Leadership: American Admirals Reluctant To Admit Failure


May 19, 2016: On May 10th 2016 the U.S. Navy revealed who had been held responsible for an embarrassing January 12th incident where two American coastal patrol boats and ten sailors manning them were seized by armed Iranian patrol boats in the Persian Gulf. The Americans were accused of being in Iranian territorial waters. The American boats and sailors were released a day later but the U.S. Navy kept quiet about the investigation into how this improbable event actually took place. Increasingly threatening complaints from Congress (and the general public) finally forced the navy to reveal something.

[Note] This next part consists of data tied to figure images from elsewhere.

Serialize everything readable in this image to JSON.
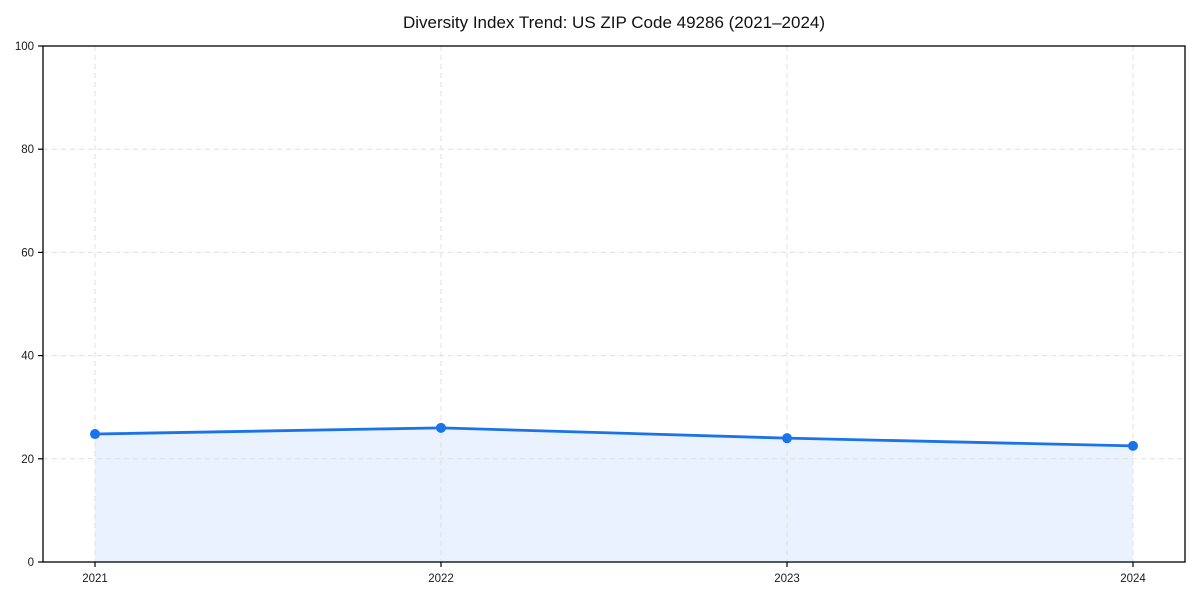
{
  "chart_data": {
    "type": "area",
    "title": "Diversity Index Trend: US ZIP Code 49286 (2021–2024)",
    "categories": [
      "2021",
      "2022",
      "2023",
      "2024"
    ],
    "series": [
      {
        "name": "Diversity Index",
        "values": [
          24.8,
          26.0,
          24.0,
          22.5
        ]
      }
    ],
    "xlabel": "",
    "ylabel": "",
    "ylim": [
      0,
      100
    ],
    "yticks": [
      0,
      20,
      40,
      60,
      80,
      100
    ],
    "grid": true,
    "legend": "none",
    "colors": {
      "line": "#1a73e8",
      "marker": "#1a73e8",
      "fill": "rgba(26,115,232,0.09)",
      "grid": "#e0e0e0",
      "axis": "#000000",
      "text": "#1a1a1a",
      "background": "#ffffff"
    }
  }
}
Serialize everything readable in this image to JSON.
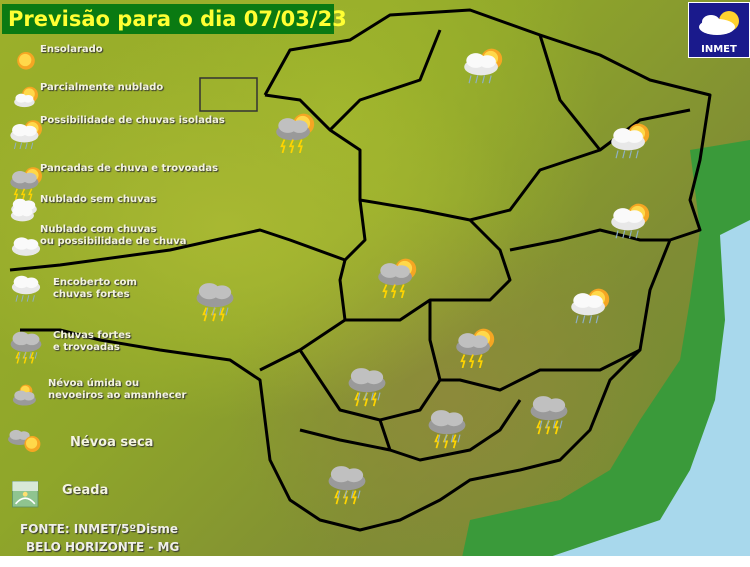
{
  "header": {
    "title": "Previsão para o dia 07/03/23"
  },
  "logo": {
    "text": "INMET"
  },
  "legend": [
    {
      "icon": "sunny-icon",
      "label": "Ensolarado"
    },
    {
      "icon": "partly-cloudy-icon",
      "label": "Parcialmente nublado"
    },
    {
      "icon": "isolated-showers-icon",
      "label": "Possibilidade de chuvas isoladas"
    },
    {
      "icon": "showers-thunder-icon",
      "label": "Pancadas de chuva e trovoadas"
    },
    {
      "icon": "cloudy-icon",
      "label": "Nublado sem chuvas"
    },
    {
      "icon": "cloudy-rain-icon",
      "label": "Nublado com chuvas",
      "label2": "ou possibilidade de chuva"
    },
    {
      "icon": "overcast-heavy-rain-icon",
      "label": "Encoberto com",
      "label2": "chuvas fortes"
    },
    {
      "icon": "heavy-rain-thunder-icon",
      "label": "Chuvas fortes",
      "label2": "e trovoadas"
    },
    {
      "icon": "mist-icon",
      "label": "Névoa úmida ou",
      "label2": "nevoeiros ao amanhecer"
    },
    {
      "icon": "haze-icon",
      "label": "Névoa seca"
    },
    {
      "icon": "frost-icon",
      "label": "Geada"
    }
  ],
  "map_forecasts": [
    {
      "type": "isolated-showers"
    },
    {
      "type": "showers-thunder"
    },
    {
      "type": "isolated-showers"
    },
    {
      "type": "isolated-showers"
    },
    {
      "type": "showers-thunder"
    },
    {
      "type": "heavy-rain-thunder"
    },
    {
      "type": "isolated-showers"
    },
    {
      "type": "showers-thunder"
    },
    {
      "type": "heavy-rain-thunder"
    },
    {
      "type": "heavy-rain-thunder"
    },
    {
      "type": "heavy-rain-thunder"
    },
    {
      "type": "heavy-rain-thunder"
    }
  ],
  "source": {
    "line1": "FONTE: INMET/5ºDisme",
    "line2": "BELO HORIZONTE - MG"
  },
  "colors": {
    "title_bg": "#0a7a12",
    "title_text": "#ffff33",
    "sea": "#a8d8ec",
    "coast": "#2f9a3a",
    "border": "#000000"
  }
}
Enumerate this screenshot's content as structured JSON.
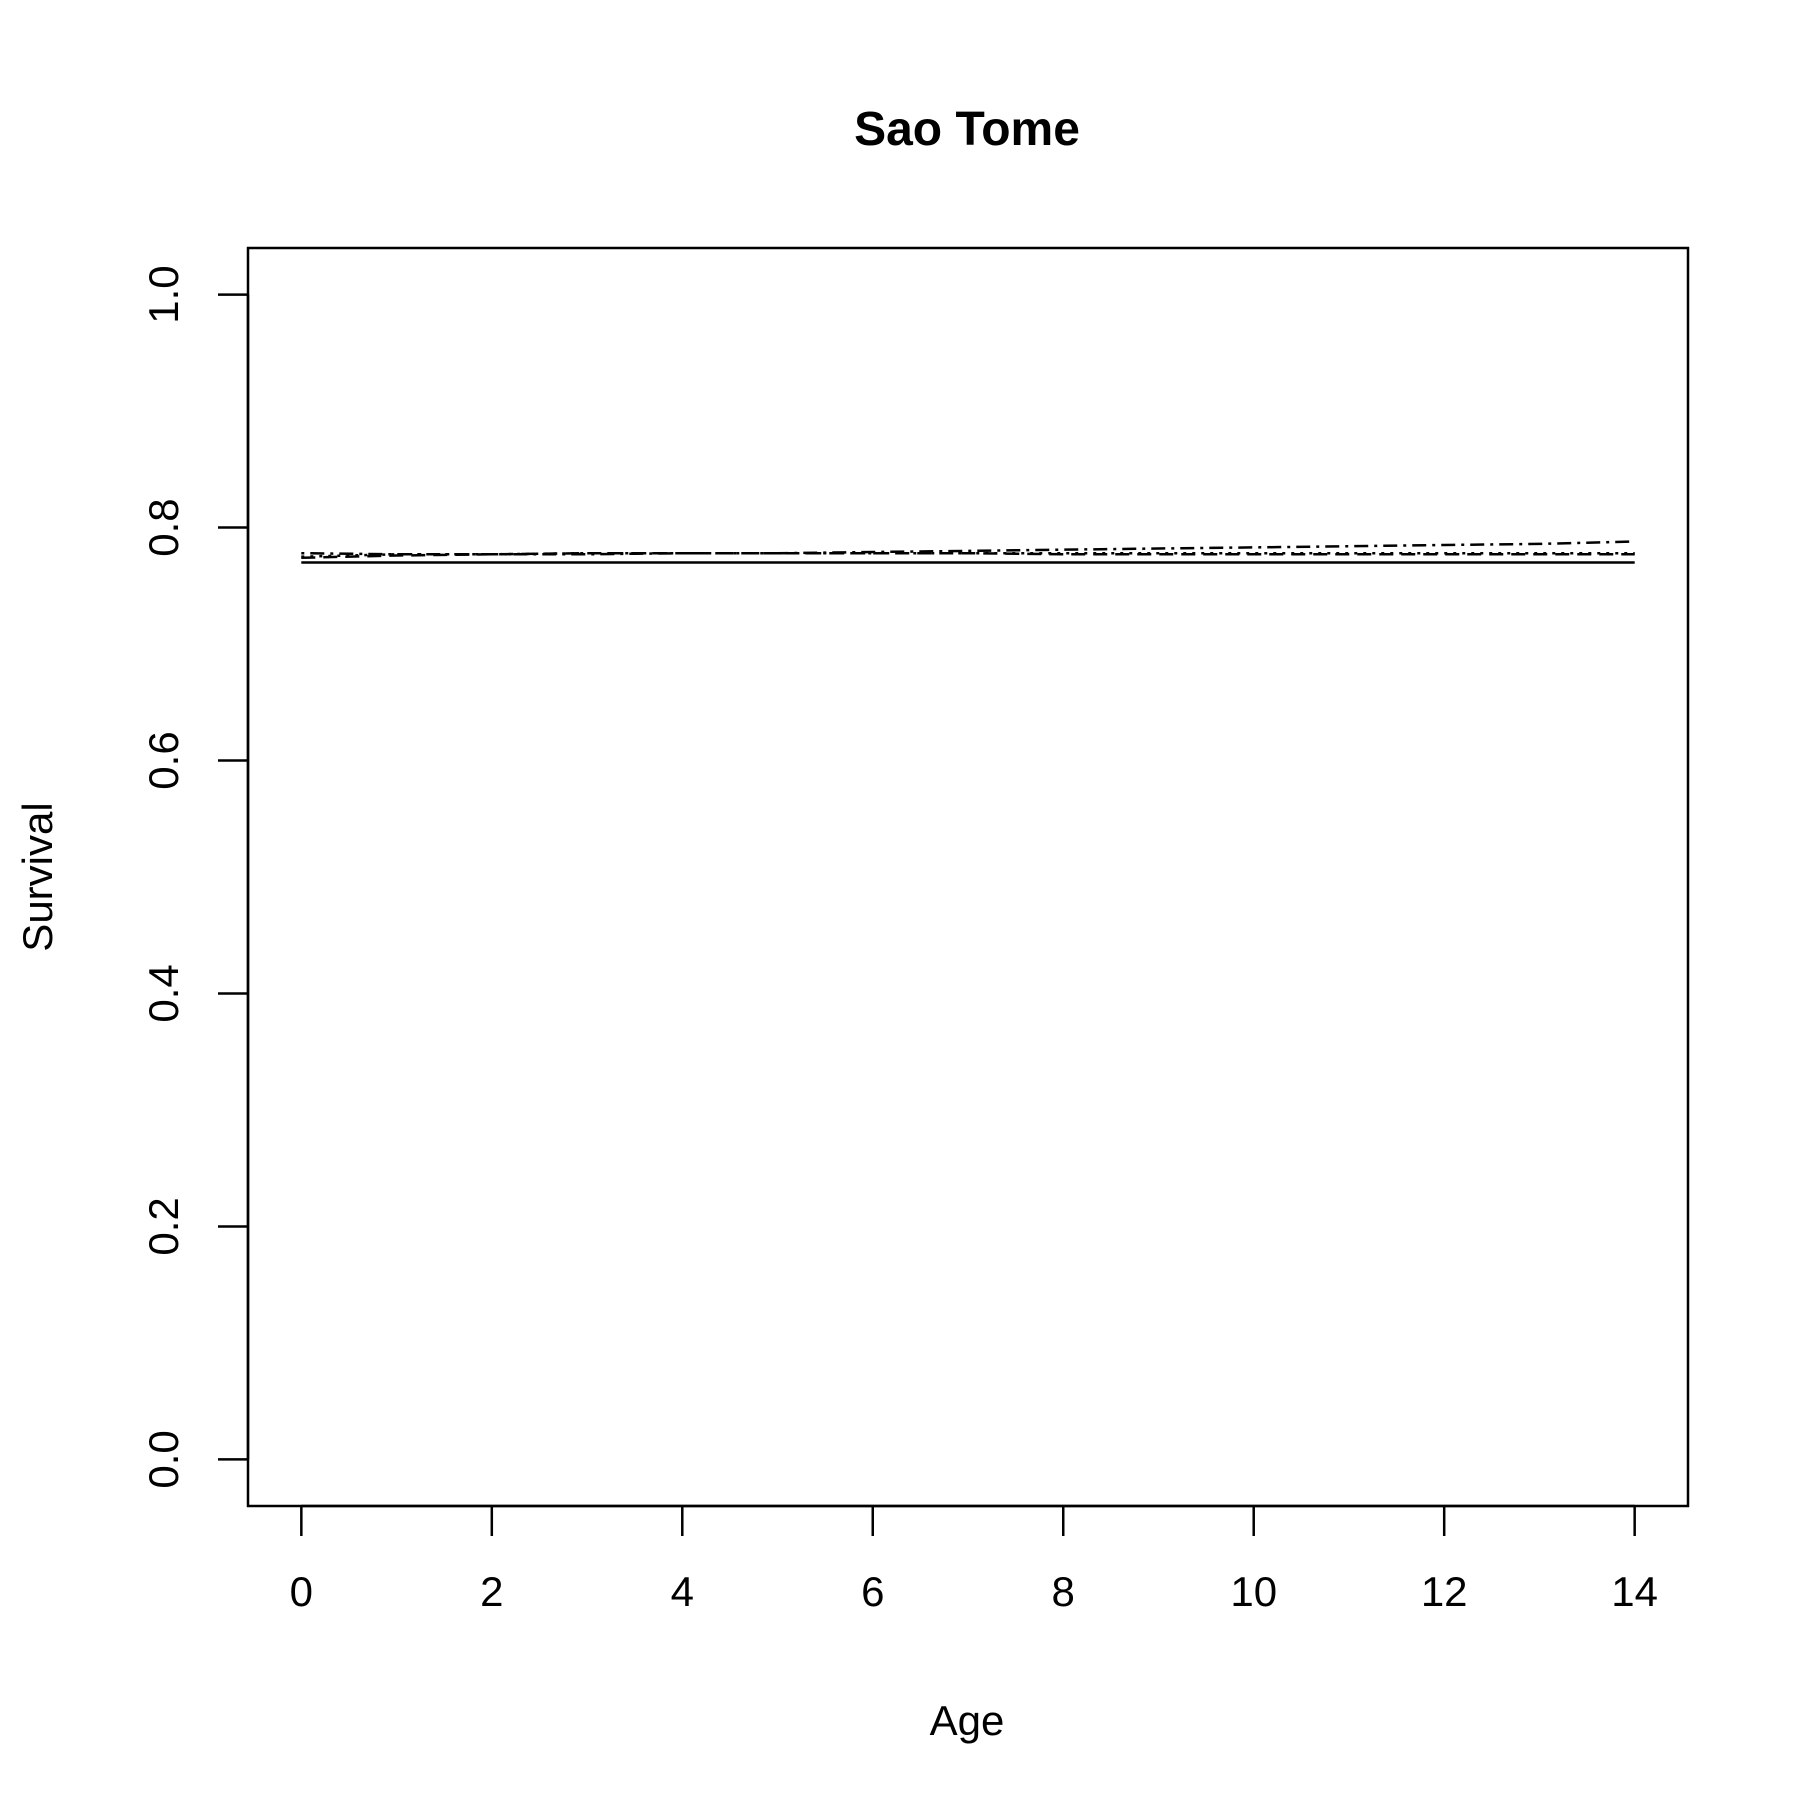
{
  "chart_data": {
    "type": "line",
    "title": "Sao Tome",
    "xlabel": "Age",
    "ylabel": "Survival",
    "xlim": [
      -0.56,
      14.56
    ],
    "ylim": [
      -0.04,
      1.04
    ],
    "xticks": [
      0,
      2,
      4,
      6,
      8,
      10,
      12,
      14
    ],
    "yticks": [
      0.0,
      0.2,
      0.4,
      0.6,
      0.8,
      1.0
    ],
    "xtick_labels": [
      "0",
      "2",
      "4",
      "6",
      "8",
      "10",
      "12",
      "14"
    ],
    "ytick_labels": [
      "0.0",
      "0.2",
      "0.4",
      "0.6",
      "0.8",
      "1.0"
    ],
    "grid": false,
    "legend": "none",
    "series": [
      {
        "line_style": "solid",
        "x": [
          0,
          1,
          2,
          3,
          4,
          5,
          6,
          7,
          8,
          9,
          10,
          11,
          12,
          13,
          14
        ],
        "y": [
          0.77,
          0.77,
          0.77,
          0.77,
          0.77,
          0.77,
          0.77,
          0.77,
          0.77,
          0.77,
          0.77,
          0.77,
          0.77,
          0.77,
          0.77
        ]
      },
      {
        "line_style": "dashed",
        "x": [
          0,
          1,
          2,
          3,
          4,
          5,
          6,
          7,
          8,
          9,
          10,
          11,
          12,
          13,
          14
        ],
        "y": [
          0.774,
          0.776,
          0.777,
          0.778,
          0.778,
          0.778,
          0.778,
          0.778,
          0.777,
          0.777,
          0.777,
          0.777,
          0.777,
          0.777,
          0.777
        ]
      },
      {
        "line_style": "dotted",
        "x": [
          0,
          1,
          2,
          3,
          4,
          5,
          6,
          7,
          8,
          9,
          10,
          11,
          12,
          13,
          14
        ],
        "y": [
          0.775,
          0.777,
          0.777,
          0.778,
          0.778,
          0.778,
          0.778,
          0.778,
          0.778,
          0.778,
          0.778,
          0.778,
          0.778,
          0.778,
          0.778
        ]
      },
      {
        "line_style": "dotdash",
        "x": [
          0,
          1,
          2,
          3,
          4,
          5,
          6,
          7,
          8,
          9,
          10,
          11,
          12,
          13,
          14
        ],
        "y": [
          0.778,
          0.777,
          0.777,
          0.777,
          0.778,
          0.778,
          0.779,
          0.78,
          0.781,
          0.782,
          0.783,
          0.784,
          0.785,
          0.786,
          0.788
        ]
      }
    ]
  }
}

The navy said it had fired the executive officer (commander Eric Rasch) of the unit (Coastal Riverine Squadron 3) the captured sailors were from. The navy would not reveal all the details of the investigation, but these are promised by the end of May. All the navy will say so far is that Rasch was the officer responsible for the mistakes (getting lost, multiple equipment failures, saying embarrassing things to Iranian cameramen) made that led to the ten U.S. sailors getting captured. What is worrisome about this incident is not that it happened in the first place but that is appears to have taken so long for the navy to sort it all out and report what happened and what is being done to prevent it from happening. That has turned out to be a more serious problem than the original incident although some suspect that the navy has just been trying to spin the failures to deflect criticism of senior military and political leaders whose decisions may have played a part in all this.